I found out about Johanna from Michael Bolton’s blog Developsence, and I put in my RSS reader her blog Create An Adaptable Life. She writes how to adapt our life to change. Her most famous book Manage It! opened my eyes about project management, and I would like to share with you what I learned from that book.
Let’s be honest, we all have hated our project managers at some point in time. The blame is on our ignorance about project management understanding. The project manager could not do it alone. We also must contribute.
In project management, you manage project risks.
Even in the preface of the book, I started my learning journey. From context-driven testing, we all know that context matters. You can recognize context-driven tester because it would answer your question with “It depends…” or immediately shooting you with follow up questions inquiring for more context information.
Each project is unique.
At the project start, you need to evaluate the project, the project team, and the business.
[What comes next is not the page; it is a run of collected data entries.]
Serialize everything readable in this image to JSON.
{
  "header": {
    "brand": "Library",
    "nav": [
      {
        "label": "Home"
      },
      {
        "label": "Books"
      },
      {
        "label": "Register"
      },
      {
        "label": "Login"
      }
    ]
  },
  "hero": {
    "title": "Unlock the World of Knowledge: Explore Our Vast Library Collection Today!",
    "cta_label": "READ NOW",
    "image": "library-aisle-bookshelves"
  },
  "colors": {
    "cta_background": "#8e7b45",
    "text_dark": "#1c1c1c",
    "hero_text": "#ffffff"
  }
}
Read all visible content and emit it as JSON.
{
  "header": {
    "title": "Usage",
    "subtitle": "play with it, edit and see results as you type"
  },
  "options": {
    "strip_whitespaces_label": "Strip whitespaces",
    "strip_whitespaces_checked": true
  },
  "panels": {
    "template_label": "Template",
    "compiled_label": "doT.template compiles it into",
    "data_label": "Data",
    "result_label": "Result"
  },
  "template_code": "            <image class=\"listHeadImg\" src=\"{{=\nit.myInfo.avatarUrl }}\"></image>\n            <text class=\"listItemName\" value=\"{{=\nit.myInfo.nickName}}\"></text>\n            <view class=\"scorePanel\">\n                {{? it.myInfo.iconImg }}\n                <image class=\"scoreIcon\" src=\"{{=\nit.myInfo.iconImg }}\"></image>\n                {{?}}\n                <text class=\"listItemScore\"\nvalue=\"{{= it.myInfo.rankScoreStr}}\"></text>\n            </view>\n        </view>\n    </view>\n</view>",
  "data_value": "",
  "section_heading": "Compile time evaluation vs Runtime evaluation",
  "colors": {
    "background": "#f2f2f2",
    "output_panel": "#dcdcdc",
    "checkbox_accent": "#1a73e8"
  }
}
We have three types of projects:
- software project
- tangible project
- services project
The tangible and services projects are easier to measure the project because project delivery is a tangible (real, solid, visible, stable, sustainable) outcome or report on delivered service. In a software development project, you can not see the outcome. For example, the result is not the web page but the software that generates that page (HTML + CSS). This is why it is hard to measure the project to unfold.
An example of a tangible project is to learn how to solve the Rubik cube.
This book will try to help you with managing software project risks, to have insight into the project, and to set meaningful metrics that could help you see the direction of your project. It is not about best practices, but about heuristics that could be helpful in some contexts.
Heuristics are a fallible mechanisms that could help you in simplification or solving your problem [Bach, Kaner].
And remember that a software development project is a non-linear system. You will change and create new decisions to adapt to new project risks.